Increased latency. Unless the controller uses proactive flow setup (unlikely in load balancing scenarios), the reactive flow setup creates additional latency (at least the first packet has to go through the controller).
Considering all these limitations, OpenFlow-based load balancing makes sense only when you’re balancing a low number of high-bandwidth sessions toward an anycast server farm (so the load balancing switch doesn’t have to do address- or port rewrites). QED.
. @plajjan It _could_ be used for a small number of high-bandwidth connections (iSCSI/NFS sessions). Useless for regular LB.
— Ivan Pepelnjak (@ioshints) December 3, 2015
Even More OpenFlow
You’ll find even more implementation details and real-life limitations in the OpenFlow Deep Dive webinar, my SDN workshops, or in the OpenFlow Deep Dive session I’ll run at Interop Las Vegas 2016.

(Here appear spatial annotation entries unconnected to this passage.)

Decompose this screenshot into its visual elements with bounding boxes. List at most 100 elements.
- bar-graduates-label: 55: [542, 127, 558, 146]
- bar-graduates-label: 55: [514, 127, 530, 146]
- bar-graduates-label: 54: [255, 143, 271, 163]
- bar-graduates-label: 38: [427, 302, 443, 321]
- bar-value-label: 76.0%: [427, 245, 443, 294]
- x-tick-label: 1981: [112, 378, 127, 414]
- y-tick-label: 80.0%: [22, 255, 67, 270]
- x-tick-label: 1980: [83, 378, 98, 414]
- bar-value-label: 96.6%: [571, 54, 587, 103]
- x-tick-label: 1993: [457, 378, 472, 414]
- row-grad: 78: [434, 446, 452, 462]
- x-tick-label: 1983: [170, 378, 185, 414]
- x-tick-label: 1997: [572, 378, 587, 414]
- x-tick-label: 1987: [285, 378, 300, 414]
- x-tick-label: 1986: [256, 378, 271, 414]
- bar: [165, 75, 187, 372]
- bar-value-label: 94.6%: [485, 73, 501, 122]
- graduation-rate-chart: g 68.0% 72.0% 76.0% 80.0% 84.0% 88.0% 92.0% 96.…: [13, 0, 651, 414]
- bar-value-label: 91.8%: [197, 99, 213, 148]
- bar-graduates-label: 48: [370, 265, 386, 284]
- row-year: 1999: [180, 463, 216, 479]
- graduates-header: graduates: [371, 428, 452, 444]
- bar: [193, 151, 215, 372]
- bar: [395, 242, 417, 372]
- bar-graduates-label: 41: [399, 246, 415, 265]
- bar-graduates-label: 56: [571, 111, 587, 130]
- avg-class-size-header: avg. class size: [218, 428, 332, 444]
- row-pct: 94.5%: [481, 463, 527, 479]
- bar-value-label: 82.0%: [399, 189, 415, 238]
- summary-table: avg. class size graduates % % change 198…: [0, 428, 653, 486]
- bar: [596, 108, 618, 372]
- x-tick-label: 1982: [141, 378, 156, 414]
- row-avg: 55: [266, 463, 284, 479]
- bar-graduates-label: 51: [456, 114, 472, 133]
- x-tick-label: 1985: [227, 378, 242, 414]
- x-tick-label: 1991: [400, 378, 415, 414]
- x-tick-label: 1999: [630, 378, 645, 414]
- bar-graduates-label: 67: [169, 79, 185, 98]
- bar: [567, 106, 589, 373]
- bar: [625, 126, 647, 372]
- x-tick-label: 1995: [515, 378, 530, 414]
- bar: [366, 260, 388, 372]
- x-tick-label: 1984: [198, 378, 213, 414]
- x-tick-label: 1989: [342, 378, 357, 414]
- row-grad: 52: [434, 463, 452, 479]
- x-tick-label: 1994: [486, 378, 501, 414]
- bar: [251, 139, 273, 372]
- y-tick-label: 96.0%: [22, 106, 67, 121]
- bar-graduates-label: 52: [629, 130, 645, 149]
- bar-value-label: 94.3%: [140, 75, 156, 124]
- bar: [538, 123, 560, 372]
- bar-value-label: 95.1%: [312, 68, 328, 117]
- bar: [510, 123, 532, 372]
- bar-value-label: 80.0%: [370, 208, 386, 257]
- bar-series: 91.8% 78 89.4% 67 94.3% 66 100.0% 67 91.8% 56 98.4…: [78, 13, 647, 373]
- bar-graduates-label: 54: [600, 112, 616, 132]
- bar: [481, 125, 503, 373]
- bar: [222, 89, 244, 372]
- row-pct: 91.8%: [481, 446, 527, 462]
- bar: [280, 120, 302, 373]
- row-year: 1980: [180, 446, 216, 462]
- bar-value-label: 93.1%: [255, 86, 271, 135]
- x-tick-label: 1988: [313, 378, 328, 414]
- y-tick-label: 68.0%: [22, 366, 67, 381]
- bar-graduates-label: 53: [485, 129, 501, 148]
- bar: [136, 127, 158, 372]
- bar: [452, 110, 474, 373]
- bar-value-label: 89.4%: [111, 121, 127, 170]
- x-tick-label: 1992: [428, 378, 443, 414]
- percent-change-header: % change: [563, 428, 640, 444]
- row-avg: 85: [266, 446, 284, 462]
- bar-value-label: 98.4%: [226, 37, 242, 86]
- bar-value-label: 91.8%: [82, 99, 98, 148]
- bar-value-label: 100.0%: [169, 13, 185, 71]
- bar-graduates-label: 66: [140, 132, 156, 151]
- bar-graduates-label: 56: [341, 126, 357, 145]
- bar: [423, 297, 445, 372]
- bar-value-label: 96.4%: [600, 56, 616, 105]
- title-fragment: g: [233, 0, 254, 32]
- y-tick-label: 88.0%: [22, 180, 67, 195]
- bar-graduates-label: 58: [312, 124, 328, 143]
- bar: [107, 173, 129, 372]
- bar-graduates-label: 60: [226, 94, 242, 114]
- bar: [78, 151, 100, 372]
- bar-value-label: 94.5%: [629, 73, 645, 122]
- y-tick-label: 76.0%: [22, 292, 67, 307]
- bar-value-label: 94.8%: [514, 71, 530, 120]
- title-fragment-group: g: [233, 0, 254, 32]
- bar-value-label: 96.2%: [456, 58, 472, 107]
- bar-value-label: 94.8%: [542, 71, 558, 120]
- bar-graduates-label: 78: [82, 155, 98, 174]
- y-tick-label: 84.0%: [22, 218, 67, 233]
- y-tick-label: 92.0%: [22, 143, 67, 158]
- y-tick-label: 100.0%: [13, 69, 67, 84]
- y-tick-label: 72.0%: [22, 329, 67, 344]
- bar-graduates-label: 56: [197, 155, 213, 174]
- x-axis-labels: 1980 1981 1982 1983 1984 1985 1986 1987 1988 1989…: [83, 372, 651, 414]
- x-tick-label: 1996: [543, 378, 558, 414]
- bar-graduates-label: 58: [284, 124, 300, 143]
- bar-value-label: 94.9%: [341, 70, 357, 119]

L7 load balancing is a solved problem both at small scale and at Google/Facebook scale. An architecture using centralized control plane is the wrong tool for this job.
Long-lived high-band sessions are an obvious exception.
I agree the real question is really what do you want to accomplish with LB balancing. Would you point me to articles that describe what are the main use cases for LB?
Openflow doesn't really do L4 forwarding efficiently as you explained. But it MAY(or not) be a better programming interface than scripts. I have the feeling that there's still value in OpenFlow Based LB because it's cheap. One could use ECMP groups to spread load to anycast server farms as you mentioned, and then use a software load-balancer to do the rest of the job. I'd assume that'd be much cheaper than 100K Vendor Hardware.
http://content.ipspace.net/bin/list?id=Scalable
I also covered L4-7 load balancing in more details in here:
http://my.ipspace.net/bin/list?id=DC30
... or you could start with Wikipedia ;)
Amazon must be doing something SDN-like for their ELB services, so it's an interesting question that someone out there has probably managed to do.
In the real world it will be much easier (maybe cheaper too) to just install an F5/A10/Netscalar/HAproxy solution.